Researchers, tackling a modern challenge of diabetes research, have identified a gene believed to disrupt the ability of beta cells to produce insulin resulting in type 1 diabetes.
The loss of beta cell function may be driven by a defect in Clec16a, a gene responsible for getting rid of old mitochondria, the powerhouses of cells, and making room for fresh ones. Healthy mitochondria are crucial to allowing beta cells to produce insulin and control blood sugar levels.
Little has been known about the ways in which many diabetes genes work, but a study published in the journal Cell sheds light on a genetic risk component of type 1 diabetes and a new approach for keeping beta cells strong.
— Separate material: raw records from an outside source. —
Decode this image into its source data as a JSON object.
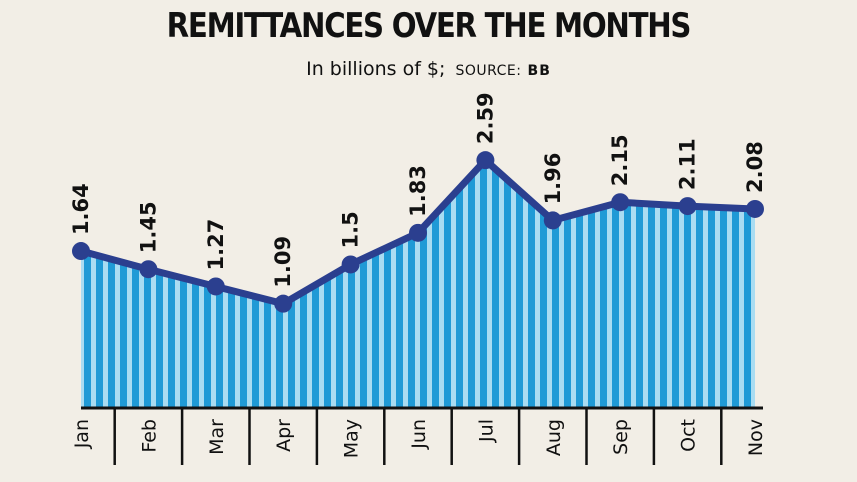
{
  "chart_data": {
    "type": "area",
    "title": "REMITTANCES OVER THE MONTHS",
    "subtitle": "In billions of $;",
    "source_label": "SOURCE:",
    "source": "BB",
    "categories": [
      "Jan",
      "Feb",
      "Mar",
      "Apr",
      "May",
      "Jun",
      "Jul",
      "Aug",
      "Sep",
      "Oct",
      "Nov"
    ],
    "values": [
      1.64,
      1.45,
      1.27,
      1.09,
      1.5,
      1.83,
      2.59,
      1.96,
      2.15,
      2.11,
      2.08
    ],
    "value_labels": [
      "1.64",
      "1.45",
      "1.27",
      "1.09",
      "1.5",
      "1.83",
      "2.59",
      "1.96",
      "2.15",
      "2.11",
      "2.08"
    ],
    "xlabel": "",
    "ylabel": "",
    "ylim": [
      0,
      2.7
    ],
    "grid": false
  },
  "colors": {
    "background": "#f2eee6",
    "line": "#2b3f8f",
    "fill_dark": "#1f9ad6",
    "fill_light": "#a9dcf2",
    "axis": "#111111"
  }
}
"Preserving beta cells is the top priority in diabetes care," says lead author Scott Soleimanpour, M.D., investigator at the University of Michigan's Brehm Diabetes Research Center. "This new pathway will allow us to focus therapies on preserving healthy mitochondria within the beta cell to treat or prevent both type 1 and type 2 diabetes."
Soleimanpour, an endocrinologist who treats patients at the University of Michigan Health System, has lived with type 1 diabetes for 30 years.
He's made a career of studying diabetes, including a fellowship at Perelman School of Medicine at the University of Pennsylvania where his laboratory work to understand Clec16a began.
Type 1 diabetes is the unpreventable form of diabetes that usually strikes children and young adults. It's less common than type 2 diabetes which is associated with older age and obesity.
Diabetes is diagnosed when the body has an abnormally high level of glucose, or blood sugar. It's believed that in type 1 diabetes, the body's immune system destroys the pancreatic beta cells responsible for making insulin, a hormone the body needs to convert food into energy.
But that model may be changing after studying Clec16a mutations in both animal and human beta cells.
"Scientists are starting to appreciate the importance of beta cells in understanding why type 1 diabetes occurs," says Soleimanpour, a U-M assistant professor of medicine. "Rather than innocent bystanders to a malfunctioning immune system, our research shows beta cells are central players in the disease itself."